Özgür Gazete’nin gündeme getirdiği ve günlerdir konuşulan emek sömürü ve insan ticareti meselesi, ülkedeki rant düzenini ve insan haklarının en görünmez şekilde ihlâl edildiği mekanları deşifre etti. Bilmiyor muyduk? Tabi ki hayır. Benzer barınma – yeme içme – sağlıklı insani yaşam yetersizlikleri, seyahat belgelerini zapt ederek köleleştirme pratikleri, iki kuruş paraya mesai mefhumu olmadan çalıştırılmaları hemen hemen her sektörde rastlayabileceğiniz bir durum. Tüm bunlar, işçilerin zor hayat koşulları ve çaresizliğinden yararlanarak, zaman zaman onları kandırarak gerçekleşiyor. Bir nevi kölelik sistemi modernleştirilip kabul edilebilir kılınıyor. Çoğu zaman biz toplum olarak bu manzaraları görmüyoruz veya daha doğrusu görmezden geliyoruz, hatta kimimiz bizzat uyguluyor.
Fiiller kendi aralarında rantı paylaşıyor, çoğu zaman rakip olsalar da, eşit koşullarda kâr elde ettiklerinden seslerini dahi çıkmıyor. Her sömürgen payına düşen üzerinden zenginliğine zenginlik katıyor. Gelin görün ki bu “mamma” gün geliyor ve artık kimse onu paylaşmak istemiyor. İşte o zaman çatışma ortaya çıkıyor. Devlet idaresi de gereken yasal denetimleri zamanında yapmayıp, bu simsarlara göz yumdukça mesele daha da karanlık bir noktaya varıyor. Olan yine işçilerin sömürü seviyesinin artmasına, ticari nesneler haline getirilip insan olduklarının unutulmasına neden oluyor. İşte bütün mesele bu.

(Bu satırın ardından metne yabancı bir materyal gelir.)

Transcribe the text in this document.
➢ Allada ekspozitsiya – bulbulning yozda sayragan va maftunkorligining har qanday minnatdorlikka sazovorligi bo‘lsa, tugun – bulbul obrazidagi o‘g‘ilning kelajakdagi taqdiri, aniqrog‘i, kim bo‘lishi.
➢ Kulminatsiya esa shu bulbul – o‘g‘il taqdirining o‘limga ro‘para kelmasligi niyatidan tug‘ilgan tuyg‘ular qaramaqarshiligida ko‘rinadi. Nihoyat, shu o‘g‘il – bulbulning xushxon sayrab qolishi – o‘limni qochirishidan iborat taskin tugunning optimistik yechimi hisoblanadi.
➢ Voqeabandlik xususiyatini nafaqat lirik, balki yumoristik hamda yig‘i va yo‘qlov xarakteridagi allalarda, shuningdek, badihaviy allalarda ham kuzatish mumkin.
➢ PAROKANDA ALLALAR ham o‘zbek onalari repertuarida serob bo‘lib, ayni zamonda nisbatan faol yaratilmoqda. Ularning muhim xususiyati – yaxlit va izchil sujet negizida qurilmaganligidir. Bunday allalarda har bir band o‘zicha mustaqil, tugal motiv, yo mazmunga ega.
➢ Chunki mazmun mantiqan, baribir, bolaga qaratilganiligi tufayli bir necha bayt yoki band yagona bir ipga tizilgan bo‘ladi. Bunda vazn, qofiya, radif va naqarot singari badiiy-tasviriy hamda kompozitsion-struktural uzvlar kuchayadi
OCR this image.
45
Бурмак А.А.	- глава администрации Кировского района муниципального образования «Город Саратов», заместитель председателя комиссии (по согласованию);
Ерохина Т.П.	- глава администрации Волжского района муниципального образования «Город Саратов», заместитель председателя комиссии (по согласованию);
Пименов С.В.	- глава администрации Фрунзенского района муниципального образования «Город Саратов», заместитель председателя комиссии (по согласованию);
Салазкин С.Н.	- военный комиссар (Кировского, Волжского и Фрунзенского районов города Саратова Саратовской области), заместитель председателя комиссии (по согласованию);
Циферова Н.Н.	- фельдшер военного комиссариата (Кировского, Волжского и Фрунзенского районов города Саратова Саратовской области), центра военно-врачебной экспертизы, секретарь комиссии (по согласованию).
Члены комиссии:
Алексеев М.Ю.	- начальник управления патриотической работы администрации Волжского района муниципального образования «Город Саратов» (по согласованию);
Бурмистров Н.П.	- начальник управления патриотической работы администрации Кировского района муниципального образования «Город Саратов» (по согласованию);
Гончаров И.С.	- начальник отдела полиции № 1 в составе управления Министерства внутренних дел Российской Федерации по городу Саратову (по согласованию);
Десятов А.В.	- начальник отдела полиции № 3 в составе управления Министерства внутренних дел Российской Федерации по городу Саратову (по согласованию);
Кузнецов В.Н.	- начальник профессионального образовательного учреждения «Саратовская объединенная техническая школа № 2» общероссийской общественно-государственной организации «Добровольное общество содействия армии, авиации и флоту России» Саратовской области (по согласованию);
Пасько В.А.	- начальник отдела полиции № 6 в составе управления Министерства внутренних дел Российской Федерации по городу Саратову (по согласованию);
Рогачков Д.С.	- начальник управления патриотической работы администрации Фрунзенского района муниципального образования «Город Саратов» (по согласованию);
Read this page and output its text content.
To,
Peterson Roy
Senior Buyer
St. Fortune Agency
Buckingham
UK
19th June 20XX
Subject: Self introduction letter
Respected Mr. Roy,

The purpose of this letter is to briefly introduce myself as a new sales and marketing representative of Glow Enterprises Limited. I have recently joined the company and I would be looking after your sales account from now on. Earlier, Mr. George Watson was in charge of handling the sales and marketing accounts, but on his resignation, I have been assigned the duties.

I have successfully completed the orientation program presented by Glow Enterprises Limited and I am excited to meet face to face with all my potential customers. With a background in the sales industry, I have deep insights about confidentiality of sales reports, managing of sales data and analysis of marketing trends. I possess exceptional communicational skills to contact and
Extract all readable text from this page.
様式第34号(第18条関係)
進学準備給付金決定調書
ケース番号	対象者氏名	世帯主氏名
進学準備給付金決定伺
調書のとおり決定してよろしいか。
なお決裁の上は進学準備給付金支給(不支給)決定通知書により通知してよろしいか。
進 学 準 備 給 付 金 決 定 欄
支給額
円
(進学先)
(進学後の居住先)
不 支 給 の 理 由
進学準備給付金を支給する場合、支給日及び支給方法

İş Yasası’na göre simsarlık yapılması, işçilere iş bulmak, işveren ve işlere işçi bulmak için, kazanç amacı olsun veya olmasın faaliyet gösterilmesi, çalışılması veya büro açılması yasaklanmıştır. İşçilerin uygun oldukları işlere yerleştirilmelerine ve çeşitli işler için uygun işçi bulunmasına aracılık edecek olan yegâne yetkili yer Çalışma Dairesi’dir. Peki, biz bu süreçte ve aslında öncesinde de, bu alanda çalışan ajanslar olduğunu, ülkeye işçi getirdiklerini, bu işçilerden para aldıklarını ve bu işlemler için devlet idaresi ile bağlantılar kurduklarını yetkili ağızlardan da duyduk. Bir nevi yasak olan aracılık, yasak değilmiş de işçi bulmanın bir parçasıymış gibi lanse edildi.
Sayın Gardiyanoğlu’na üç sorum olacak:
- Ticaret Odası ve Müteahhitler Birliği ile bu gibi faaliyetler için imzalandığı söylenen protokollerin yasal dayanağı nedir? Bu protokollerle Çalışma Dairesi’nin işçi bulma yetki ve görevi başka yerlere mi devredilmiştir? Yasanın üzerine çıkabilen protokolün hedefi nedir?
- Aracı şirket diye herkesin ağzına yapışan ve aslında yasada yasaklanmış, hatta cezaları da belirtilmiş, devlet idaresini de kontrol altına aldıkları iddia edilen bu simsarları ortadan kaldırmak için daha ne bekliyorsunuz? Ama hepsini, tek tek değil toptan hepsini engellemek yasal sorumluluğunuzdur. Pençesine düşülen çete düzeni böyle bozulur, bazılarını koruyup besleyerek değil.
- Ülkeye ihtiyaç duyulan işçilerin getirilmesi için, insana yaraşır koşullarda çalışma imkanlarını sürekli olarak denetleyecek, insan ticareti ve kaçakçılığına zemin yaratmayacak bir sistem ne zaman kurulacak?